Culture Wars/Current Controversies

The Cult of the Individual: The Origins of the Nihilistic Left

Mario Savio at UC Berkeley’s Sproul Hall

When Mario Savio introduced the Free Speech Movement to the world with his famous speech on UC Berkeley’s Sproul Plaza in 1964, he started off with a few unexceptional remarks before getting to the famous part about putting “your bodies upon the gears” of the American corporate machine. Here’s part of what he said:

I’d like to say — like to say one other thing about a union problem. Upstairs you may have noticed they’re ready on the 2nd floor of Sproul Hall, Locals 40 and 127 of the Painters Union are painting the inside of the 2nd floor of Sproul Hall. Now, apparently that action had been planned some time in the past. I’ve tried to contact those unions. Unfortunately — and [it] tears my heart out — they’re as bureaucratized as the Administration.
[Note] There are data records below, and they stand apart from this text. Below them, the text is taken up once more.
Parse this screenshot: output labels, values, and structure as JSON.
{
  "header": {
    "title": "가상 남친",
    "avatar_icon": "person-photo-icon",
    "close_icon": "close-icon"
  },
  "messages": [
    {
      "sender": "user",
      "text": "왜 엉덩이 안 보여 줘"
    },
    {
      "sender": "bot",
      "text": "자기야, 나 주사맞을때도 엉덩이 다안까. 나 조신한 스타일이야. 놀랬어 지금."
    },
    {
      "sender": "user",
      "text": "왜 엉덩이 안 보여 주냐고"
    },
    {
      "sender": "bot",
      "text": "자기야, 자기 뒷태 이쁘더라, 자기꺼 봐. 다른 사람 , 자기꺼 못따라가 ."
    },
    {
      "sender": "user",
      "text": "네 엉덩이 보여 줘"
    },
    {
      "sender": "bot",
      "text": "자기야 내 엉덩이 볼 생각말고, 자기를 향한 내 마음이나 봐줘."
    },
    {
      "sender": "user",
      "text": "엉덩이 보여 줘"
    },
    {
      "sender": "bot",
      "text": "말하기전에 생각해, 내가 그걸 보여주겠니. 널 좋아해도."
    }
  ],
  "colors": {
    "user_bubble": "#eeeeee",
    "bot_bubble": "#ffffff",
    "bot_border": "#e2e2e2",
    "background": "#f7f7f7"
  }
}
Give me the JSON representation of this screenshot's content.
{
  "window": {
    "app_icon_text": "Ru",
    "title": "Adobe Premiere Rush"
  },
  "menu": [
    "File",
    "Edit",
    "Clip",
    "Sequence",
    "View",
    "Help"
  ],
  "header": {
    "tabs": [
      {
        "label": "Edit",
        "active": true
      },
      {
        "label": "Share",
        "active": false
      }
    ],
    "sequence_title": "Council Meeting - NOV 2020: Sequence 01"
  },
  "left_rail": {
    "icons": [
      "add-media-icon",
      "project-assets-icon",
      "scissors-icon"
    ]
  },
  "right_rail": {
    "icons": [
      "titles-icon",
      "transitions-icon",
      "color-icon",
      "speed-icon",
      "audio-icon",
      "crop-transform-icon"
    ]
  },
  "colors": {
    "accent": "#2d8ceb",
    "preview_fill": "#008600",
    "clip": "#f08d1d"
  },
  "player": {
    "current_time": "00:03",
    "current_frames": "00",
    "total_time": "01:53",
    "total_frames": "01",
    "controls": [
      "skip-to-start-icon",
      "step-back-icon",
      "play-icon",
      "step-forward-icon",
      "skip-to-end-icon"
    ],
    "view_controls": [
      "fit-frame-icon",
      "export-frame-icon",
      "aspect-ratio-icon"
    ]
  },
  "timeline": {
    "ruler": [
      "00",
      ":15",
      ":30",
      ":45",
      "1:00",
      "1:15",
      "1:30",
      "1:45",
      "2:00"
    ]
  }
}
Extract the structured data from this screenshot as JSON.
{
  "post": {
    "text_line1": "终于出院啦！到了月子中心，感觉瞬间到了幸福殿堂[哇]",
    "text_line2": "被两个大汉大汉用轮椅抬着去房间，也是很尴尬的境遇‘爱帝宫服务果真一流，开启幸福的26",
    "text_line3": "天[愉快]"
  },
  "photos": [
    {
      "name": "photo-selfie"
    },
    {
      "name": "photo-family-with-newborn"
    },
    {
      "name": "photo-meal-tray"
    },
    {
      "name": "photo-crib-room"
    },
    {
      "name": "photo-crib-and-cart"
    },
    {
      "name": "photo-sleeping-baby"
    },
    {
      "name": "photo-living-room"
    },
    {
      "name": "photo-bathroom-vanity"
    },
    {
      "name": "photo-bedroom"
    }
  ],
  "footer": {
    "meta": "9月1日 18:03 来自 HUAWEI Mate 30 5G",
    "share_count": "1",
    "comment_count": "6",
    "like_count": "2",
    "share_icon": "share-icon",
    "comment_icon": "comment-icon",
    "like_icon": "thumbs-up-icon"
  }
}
It’s difficult to get through to anyone in authority there. Very sad. We’re still — we’re still making an attempt. Those people up there have no desire to interfere with what we’re doing. I would ask that they be considered and that they not be heckled in any way. And I think that, you know, while there’s unfortunately no sense of — no sense of solidarity at this point between unions and students, there at least need be no, you know, excessively hard feelings between the two groups.

You can tell why that part of his speech didn’t make it into the history books. But it’s actually just as historically significant, in my opinion, as what followed. It captures precisely what was happening at that moment within America’s political left — namely, the split between the individualistic, libertarian New Left and the class-based, materialist old left. It’s a split that’s only grown more pronounced.